Who’s allowed in? The country has reopened the majority of its borders with flights to and from the UK, the USA, Netherlands, Denmark, Italy, Sudan, the United Arab Emirates, Germany, Austria, Greece, Albania, Belarus, Jordan, Morocco, Latvia, Ireland, Slovakia and Belgium.

FYI: The country says more flight routes will reopen through early autumn. If you show symptoms, you will be tested on arrival and, depending on the result, may be quarantined.


Turks and Caicos

When did it reopen? July 22

Who’s allowed in? All travellers.

FYI: All visitors must bring a negative test result from within four days of arrival.


Zanzibar

When did it open? June 6

Who’s allowed in? All travellers.

FYI: The Tanzanian island says all visitors will be screened on arrival and only those who display symptoms will have to provide a recent negative test result. You must also hold valid health insurance.

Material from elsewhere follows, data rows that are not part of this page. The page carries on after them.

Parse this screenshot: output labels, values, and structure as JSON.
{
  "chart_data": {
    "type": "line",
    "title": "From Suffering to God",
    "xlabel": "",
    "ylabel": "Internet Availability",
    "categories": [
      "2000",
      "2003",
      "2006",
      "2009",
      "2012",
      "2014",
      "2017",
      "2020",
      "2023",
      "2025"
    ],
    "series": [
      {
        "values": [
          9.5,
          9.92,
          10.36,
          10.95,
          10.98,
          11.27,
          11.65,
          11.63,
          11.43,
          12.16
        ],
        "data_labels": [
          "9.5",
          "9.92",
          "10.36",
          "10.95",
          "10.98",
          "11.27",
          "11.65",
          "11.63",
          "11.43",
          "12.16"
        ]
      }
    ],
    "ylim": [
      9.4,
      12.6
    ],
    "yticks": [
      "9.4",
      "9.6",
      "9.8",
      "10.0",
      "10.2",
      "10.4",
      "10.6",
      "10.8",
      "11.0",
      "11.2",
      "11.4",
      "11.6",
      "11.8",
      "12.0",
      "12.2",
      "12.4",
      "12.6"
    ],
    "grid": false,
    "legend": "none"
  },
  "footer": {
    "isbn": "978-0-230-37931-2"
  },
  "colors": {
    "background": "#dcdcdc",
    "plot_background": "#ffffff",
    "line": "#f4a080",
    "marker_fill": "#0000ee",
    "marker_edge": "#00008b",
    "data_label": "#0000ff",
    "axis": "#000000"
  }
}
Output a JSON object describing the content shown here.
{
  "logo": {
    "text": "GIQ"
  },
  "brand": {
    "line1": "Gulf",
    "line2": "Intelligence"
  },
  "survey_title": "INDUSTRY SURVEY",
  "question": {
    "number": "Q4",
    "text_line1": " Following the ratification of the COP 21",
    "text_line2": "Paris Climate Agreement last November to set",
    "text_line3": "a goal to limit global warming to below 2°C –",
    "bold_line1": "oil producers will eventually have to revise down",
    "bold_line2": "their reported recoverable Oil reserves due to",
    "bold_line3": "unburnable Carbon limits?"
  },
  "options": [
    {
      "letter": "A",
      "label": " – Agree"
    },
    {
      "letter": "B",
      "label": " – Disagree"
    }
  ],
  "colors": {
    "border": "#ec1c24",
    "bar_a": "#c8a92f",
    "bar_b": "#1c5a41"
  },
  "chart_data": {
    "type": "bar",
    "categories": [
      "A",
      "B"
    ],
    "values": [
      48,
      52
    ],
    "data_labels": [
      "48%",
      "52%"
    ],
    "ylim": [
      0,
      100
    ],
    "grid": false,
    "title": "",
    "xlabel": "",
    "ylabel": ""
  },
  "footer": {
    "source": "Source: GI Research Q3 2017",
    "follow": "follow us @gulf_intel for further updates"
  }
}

Where can you go on holiday in October?

Hawaii

When is it reopening? October 1

Who’s allowed in? All travellers. However, if you want to avoid a 14-day quarantine, you’ll have to provide a negative test result from within 72 hours of arrival. All visitors will still be subject to a health inspection and temperature check on arrival.


St. Kitts and Nevis

When is it reopening? October 1

Who’s allowed in? It’s unclear. All incoming travellers will have to provide a negative test result from within the past 72 hours, quarantine for another 14 days, then take another test.


Which destinations aren’t reopening until 2021?

Bali

When will it reopen? The island’s governor has announced that Bali will keep its borders closed until next year due to rising

numbers of cases across the country.

Who’s allowed in? It’s too early to say.


Australia

When will it reopen? The country’s tourism minister has said its international borders will remain sealed until the end of 2020, and perhaps longer.

Who’s allowed in? It’s too early to say. However, discussions are under way to set up a trans-Tasman ‘travel bubble’ between Australia and New Zealand that would allow mutual travel between the two nations.